Hartstilstand

Hartstilstand (ICD-10-GM I46.-: Hartstilstand) beschrijft de plotselinge stopzetting van de hart-pompfunctie. Zo worden organen niet langer voorzien van zuurstofrijk bloed, wat vooral problematisch wordt voor de hersenen. Na slechts een paar minuten van zuurstof ontbering, hersenen cellen gaan al dood. Binnen 20-30 seconden raakt de aangedane persoon bewusteloos en is er geen pols voelbaar.

Er kunnen veel verschillende oorzaken zijn. Ongeveer 90% van de gevallen van hartstilstand wordt veroorzaakt door: hart- ziekte. Ongeveer 80% van de gevallen is te wijten aan ischemische hart- ziekte zoals een hartinfarct (hartaanval). In 10% van de gevallen cardiomyopathie (hartspierziekte) aanwezig is.

Hartstilstand komt ongeveer twee keer zo vaak voor in de eerste drie uur na het ontwaken als op andere momenten van de dag.

Plotselinge hartdood (PHT; Plotselinge hartstilstand, SCA; Plotselinge onverwachte hartdood, SUCD); ICD-10-GM I46.1: Plotselinge hartdood, zo beschreven) of ook wel "secundaire dood" genoemd (plotselinge hartdood, SCD) beschrijft de dood van het organisme als gevolg van onomkeerbare hartfalen, die plotseling en onverwacht optreedt.

Plotselinge hartdood is de meest voorkomende fatale manifestatie van hartaandoeningen.

Geslachtsverhouding: mannen hebben twee keer (tot vier keer) zoveel kans om te overlijden aan een plotselinge hartdood als vrouwen.

Frequentiepiek: risico op hartstilstand neemt met een factor vijf toe op leeftijd > 60 jaar; een derde van de patiënten is jonger dan 65 jaar. Mannen sterven het meest aan plotselinge hartdood na de leeftijd van 45 en vóór de leeftijd van 70.

De incidentie (frequentie van nieuwe gevallen) van plotselinge hartdood is 1 per 1,000 per jaar (ontwikkelde landen).

Een op de negen mannen sterft aan een plotselinge hartdood. Voor vrouwen is de verhouding slechts één op 30.
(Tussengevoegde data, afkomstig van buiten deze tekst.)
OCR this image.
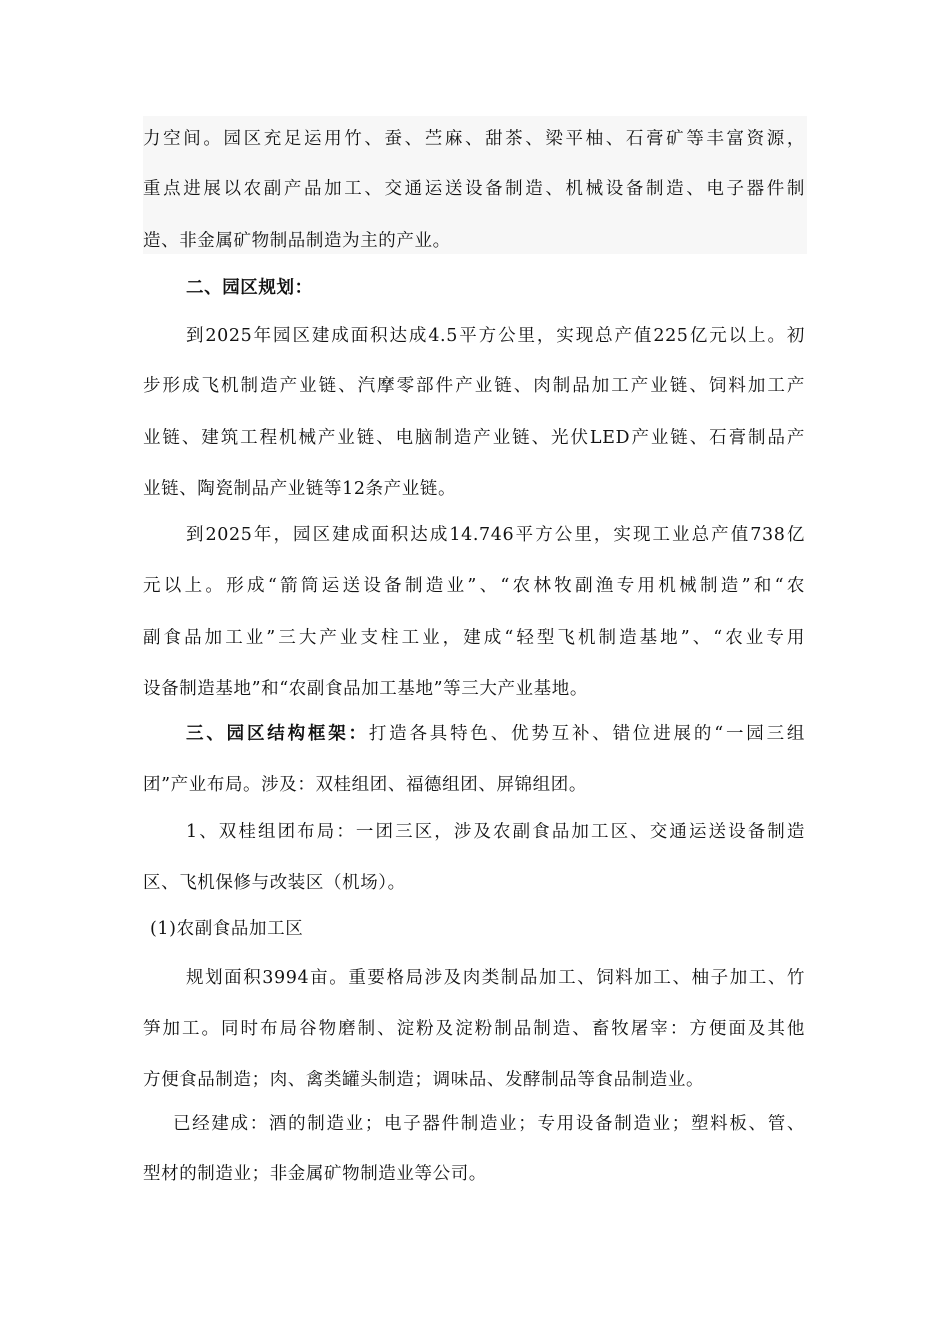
力空间。园区充足运用竹、蚕、苎麻、甜茶、梁平柚、石膏矿等丰富资源，
重点进展以农副产品加工、交通运送设备制造、机械设备制造、电子器件制
造、非金属矿物制品制造为主的产业。
二、园区规划：
到2025年园区建成面积达成4.5平方公里，实现总产值225亿元以上。初
步形成飞机制造产业链、汽摩零部件产业链、肉制品加工产业链、饲料加工产
业链、建筑工程机械产业链、电脑制造产业链、光伏LED产业链、石膏制品产
业链、陶瓷制品产业链等12条产业链。
到2025年，园区建成面积达成14.746平方公里，实现工业总产值738亿
元以上。形成“箭筒运送设备制造业”、“农林牧副渔专用机械制造”和“农
副食品加工业”三大产业支柱工业，建成“轻型飞机制造基地”、“农业专用
设备制造基地”和“农副食品加工基地”等三大产业基地。
三、园区结构框架：打造各具特色、优势互补、错位进展的“一园三组
团”产业布局。涉及：双桂组团、福德组团、屏锦组团。
1、双桂组团布局：一团三区，涉及农副食品加工区、交通运送设备制造
区、飞机保修与改装区（机场）。
(1)农副食品加工区
规划面积3994亩。重要格局涉及肉类制品加工、饲料加工、柚子加工、竹
笋加工。同时布局谷物磨制、淀粉及淀粉制品制造、畜牧屠宰：方便面及其他
方便食品制造；肉、禽类罐头制造；调味品、发酵制品等食品制造业。
已经建成：酒的制造业；电子器件制造业；专用设备制造业；塑料板、管、
型材的制造业；非金属矿物制造业等公司。
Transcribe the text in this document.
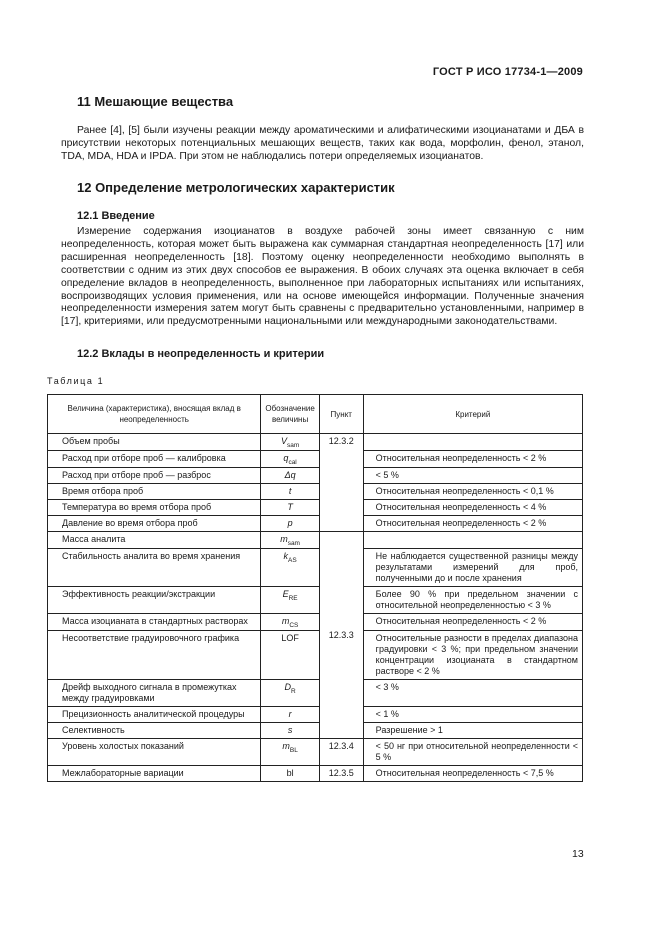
ГОСТ Р ИСО 17734-1—2009
11 Мешающие вещества
Ранее [4], [5] были изучены реакции между ароматическими и алифатическими изоцианатами и ДБА в присутствии некоторых потенциальных мешающих веществ, таких как вода, морфолин, фенол, этанол, TDA, MDA, HDA и IPDA. При этом не наблюдались потери определяемых изоцианатов.
12 Определение метрологических характеристик
12.1 Введение
Измерение содержания изоцианатов в воздухе рабочей зоны имеет связанную с ним неопределенность, которая может быть выражена как суммарная стандартная неопределенность [17] или расширенная неопределенность [18]. Поэтому оценку неопределенности необходимо выполнять в соответствии с одним из этих двух способов ее выражения. В обоих случаях эта оценка включает в себя определение вкладов в неопределенность, выполненное при лабораторных испытаниях или испытаниях, воспроизводящих условия применения, или на основе имеющейся информации. Полученные значения неопределенности измерения затем могут быть сравнены с предварительно установленными, например в [17], критериями, или предусмотренными национальными или международными законодательствами.
12.2 Вклады в неопределенность и критерии
Таблица 1
Величина (характеристика), вносящая вклад в неопределенность	Обозначение величины	Пункт	Критерий
Объем пробы	$V_{sam}$	12.3.2	
Расход при отборе проб — калибровка	$q_{cal}$		Относительная неопределенность < 2 %
Расход при отборе проб — разброс	Δq		< 5 %
Время отбора проб	t		Относительная неопределенность < 0,1 %
Температура во время отбора проб	T		Относительная неопределенность < 4 %
Давление во время отбора проб	p		Относительная неопределенность < 2 %
Масса аналита	$m_{sam}$	12.3.3	
Стабильность аналита во время хранения	$k_{AS}$		Не наблюдается существенной разницы между результатами измерений для проб, полученными до и после хранения
Эффективность реакции/экстракции	$E_{RE}$		Более 90 % при предельном значении с относительной неопределенностью < 3 %
Масса изоцианата в стандартных растворах	$m_{CS}$		Относительная неопределенность < 2 %
Несоответствие градуировочного графика	LOF		Относительные разности в пределах диапазона градуировки < 3 %; при предельном значении концентрации изоцианата в стандартном растворе < 2 %
Дрейф выходного сигнала в промежутках между градуировками	$D_R$		< 3 %
Прецизионность аналитической процедуры	r		< 1 %
Селективность	s		Разрешение > 1
Уровень холостых показаний	$m_{BL}$	12.3.4	< 50 нг при относительной неопределенности < 5 %
Межлабораторные вариации	bl	12.3.5	Относительная неопределенность < 7,5 %
13
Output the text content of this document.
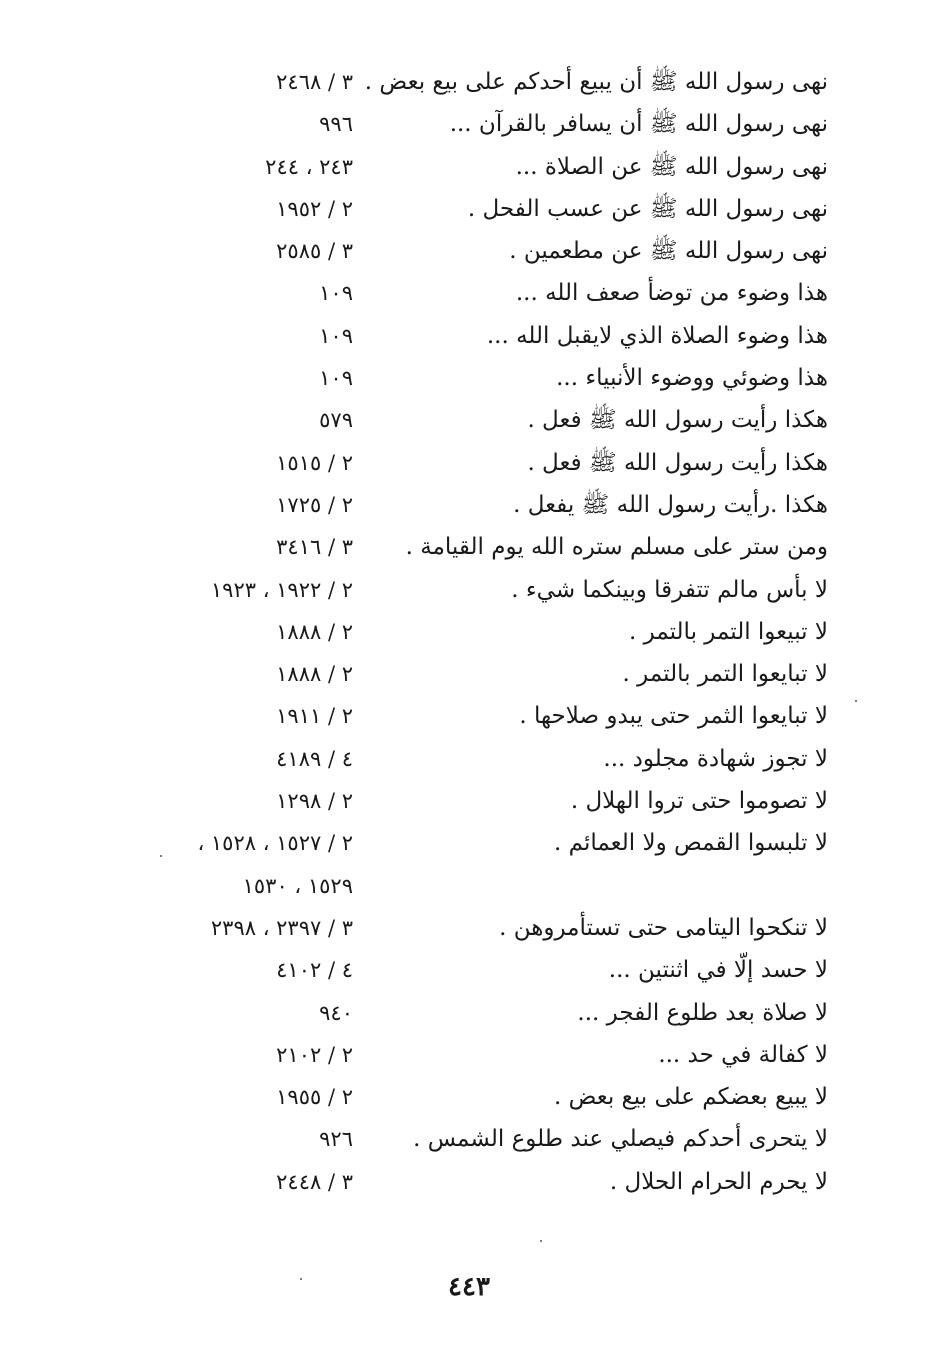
نهى رسول الله ﷺ أن يبيع أحدكم على بيع بعض .
٣ / ٢٤٦٨
نهى رسول الله ﷺ أن يسافر بالقرآن ...
٩٩٦
نهى رسول الله ﷺ عن الصلاة ...
٢٤٣ ، ٢٤٤
نهى رسول الله ﷺ عن عسب الفحل .
٢ / ١٩٥٢
نهى رسول الله ﷺ عن مطعمين .
٣ / ٢٥٨٥
هذا وضوء من توضأ صعف الله ...
١٠٩
هذا وضوء الصلاة الذي لايقبل الله ...
١٠٩
هذا وضوئي ووضوء الأنبياء ...
١٠٩
هكذا رأيت رسول الله ﷺ فعل .
٥٧٩
هكذا رأيت رسول الله ﷺ فعل .
٢ / ١٥١٥
هكذا .رأيت رسول الله ﷺ يفعل .
٢ / ١٧٢٥
ومن ستر على مسلم ستره الله يوم القيامة .
٣ / ٣٤١٦
لا بأس مالم تتفرقا وبينكما شيء .
٢ / ١٩٢٢ ، ١٩٢٣
لا تبيعوا التمر بالتمر .
٢ / ١٨٨٨
لا تبايعوا التمر بالتمر .
٢ / ١٨٨٨
لا تبايعوا الثمر حتى يبدو صلاحها .
٢ / ١٩١١
لا تجوز شهادة مجلود ...
٤ / ٤١٨٩
لا تصوموا حتى تروا الهلال .
٢ / ١٢٩٨
لا تلبسوا القمص ولا العمائم .
٢ / ١٥٢٧ ، ١٥٢٨ ،
١٥٢٩ ، ١٥٣٠
لا تنكحوا اليتامى حتى تستأمروهن .
٣ / ٢٣٩٧ ، ٢٣٩٨
لا حسد إلّا في اثنتين ...
٤ / ٤١٠٢
لا صلاة بعد طلوع الفجر ...
٩٤٠
لا كفالة في حد ...
٢ / ٢١٠٢
لا يبيع بعضكم على بيع بعض .
٢ / ١٩٥٥
لا يتحرى أحدكم فيصلي عند طلوع الشمس .
٩٢٦
لا يحرم الحرام الحلال .
٣ / ٢٤٤٨
٤٤٣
In Duitsland overlijden door plotselinge hartdood naar schatting 100,000 tot 200,000 mensen per jaar. Bijvoorbeeld de aanwezigheid van coronaire hartziekte (CHD; coronaire hartziekte) verhoogt het risico op plotselinge hartdood met een factor 2 tot 4.

Bloed bloeddruk wordt beschouwd als de beste parameter voor risicovoorspelling van plotselinge hartdood: Het hoogste levenslange risico op plotselinge hartdood was bij mannen uit de 45-jarige groep met 16.3% die een bloed drukwaarden boven 160/100 mmHg, en rokers.

Verloop en prognose: Zonder voldoende therapie (reanimatie), is een hartstilstand dodelijk. Ongeveer 95% van de getroffenen sterft voordat ze het ziekenhuis bereiken. Bij patiënten met ventriculaire fibrillatie en resulterende hartstilstand, is de overlevingskans ongeveer 90% als defibrillatie binnen de eerste minuut na de hartstilstand wordt gestart. Na deze tijd is de overlevingskans zonder reanimatie afname met 7-10% voor elke minuut die verstrijkt. Bovendien is het risico van onomkeerbare hersenen schade neemt toe voor elke minuut zonder reanimatie. In de meeste landen duurt het gemiddeld tussen de 8 en 13 minuten vanaf de ontvangst van de noodoproep tot de aankomst van het alarmteam.

Opmerking: door autopsie bevestigde plotselinge hartdood (SCD's; plotselinge onverwachte hartdood) was in slechts 59% van de gevallen aanwezig in één onderzoek: van de 525 door de WHO gedefinieerde SCD's hadden 301 (57%) geen voorgeschiedenis van hartaandoeningen. De meest voorkomende doodsoorzaken waren: coronaire hartziekte (CAD; 32%), middelenmisbruik (13.5%), cardiomyopathie (myocardziekte; 10%), cardiale hypertrofie (hartvergroting; 8%) en neurologische oorzaken (5.5%).